T.J. Stiles: Definitely there is a media angle. There seems to be something inherent in human beings that attracts us to visual imagery, and to greater verisimilitude. The technical improvements of reproducing and mass-producing imagery spread at the same time as the print medium went national, through nationally distributed magazines in particular. First engravings and then photographs filled the pages of these pubications. This also happened at the time of the Civil War, when the nation was enduring the most horrific conflict of our entire history. Again, I don't want to pronounce definitively on the history of photography, but it's notable that the war seemed to promote a kind of genre of death portraiture. We've all seen the photos of bodies splayed on battlefields, as well as the dead bandits. These were pictures specifically taken for a mass audience, intended to bring us face to face with death. But not all death photos were the same.

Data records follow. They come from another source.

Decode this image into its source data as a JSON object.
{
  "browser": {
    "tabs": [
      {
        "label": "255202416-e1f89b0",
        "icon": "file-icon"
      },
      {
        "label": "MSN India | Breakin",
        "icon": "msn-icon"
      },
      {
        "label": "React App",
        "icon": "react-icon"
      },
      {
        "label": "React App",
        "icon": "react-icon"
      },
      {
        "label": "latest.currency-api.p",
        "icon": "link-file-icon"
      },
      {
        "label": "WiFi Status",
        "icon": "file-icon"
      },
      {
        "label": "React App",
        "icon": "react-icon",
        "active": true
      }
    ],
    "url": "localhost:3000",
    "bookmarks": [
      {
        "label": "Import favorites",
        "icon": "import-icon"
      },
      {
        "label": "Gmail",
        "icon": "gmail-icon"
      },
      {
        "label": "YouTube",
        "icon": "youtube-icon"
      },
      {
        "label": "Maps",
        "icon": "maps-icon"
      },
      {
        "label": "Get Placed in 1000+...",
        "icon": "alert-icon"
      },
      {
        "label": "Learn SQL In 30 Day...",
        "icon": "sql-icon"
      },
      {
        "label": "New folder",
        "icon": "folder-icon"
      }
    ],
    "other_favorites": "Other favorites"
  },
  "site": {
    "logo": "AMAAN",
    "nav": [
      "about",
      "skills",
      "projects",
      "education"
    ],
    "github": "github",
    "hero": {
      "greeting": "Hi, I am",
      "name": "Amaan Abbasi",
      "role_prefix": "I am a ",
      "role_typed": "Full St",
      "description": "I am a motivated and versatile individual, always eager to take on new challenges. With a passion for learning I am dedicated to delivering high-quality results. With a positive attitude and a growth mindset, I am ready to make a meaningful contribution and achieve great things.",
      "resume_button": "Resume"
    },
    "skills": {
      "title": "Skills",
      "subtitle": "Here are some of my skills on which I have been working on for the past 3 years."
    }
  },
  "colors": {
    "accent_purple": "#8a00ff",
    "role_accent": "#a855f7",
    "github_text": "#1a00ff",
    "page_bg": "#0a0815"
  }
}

What's notable about photos of Bloody Bill Anderson, Bill Stiles, Jesse James, or the Dalton Gang, is that they, like the pictures of Gadhafi, were taken as a form of celebration, as a metaphorical desecration of the corpse of the villain. As Drew Gilpin Faust wrote in This Republic of Suffering, nineteenth-century Americans believed in the "good death," at home in bed surrounded by family, after affirming one's faith in Jesus. The photo of a shirtless, bullet-ridden, glassy-eyed corpse affirmed that a notorious killer emphatically did not have a good death. I imagine there is much the same thinking going in Libya right now, just as it was in Iraq when Saddam Hussein was filmed while being hung -- but I could hardly know that for certain.
I would not imagine that the density of our media environment changes the purpose of celebratory imagery of death. Revenge is said to be one of the most satisfying emotions. It's also said that a picture is worth a lot of words, at least when it comes to confirmation that the deed was done.
So, what do you make of the controversy over images of other notorious deaths - the Sadaam Hussein cell phone video; bin Laden photos; the Gadhafi clips and photos? We obviously live in a more media-saturated environment.
Richard Slotkin: I think we're more queasy about killing and images of killing. Until 1920 lynch mobs used to bring the women and kids to watch them torture and kill their victims. Spectators flocked to hangings. We're not less murderous than our ancestors -- statistics suggest we're more murderous -- but we like our killing clean and distant, unmanned drones rather than Robert Ford or a lynch mob (which is what killed Gadhafi). We only accept graphic snuff-images when it's in a horror film, and then we love it. To me it's pure hypocrisy -- the Republicans cheering Governor Perry for executing 284 people. We like the death penalty but don't want to pull the switch or even watch it done.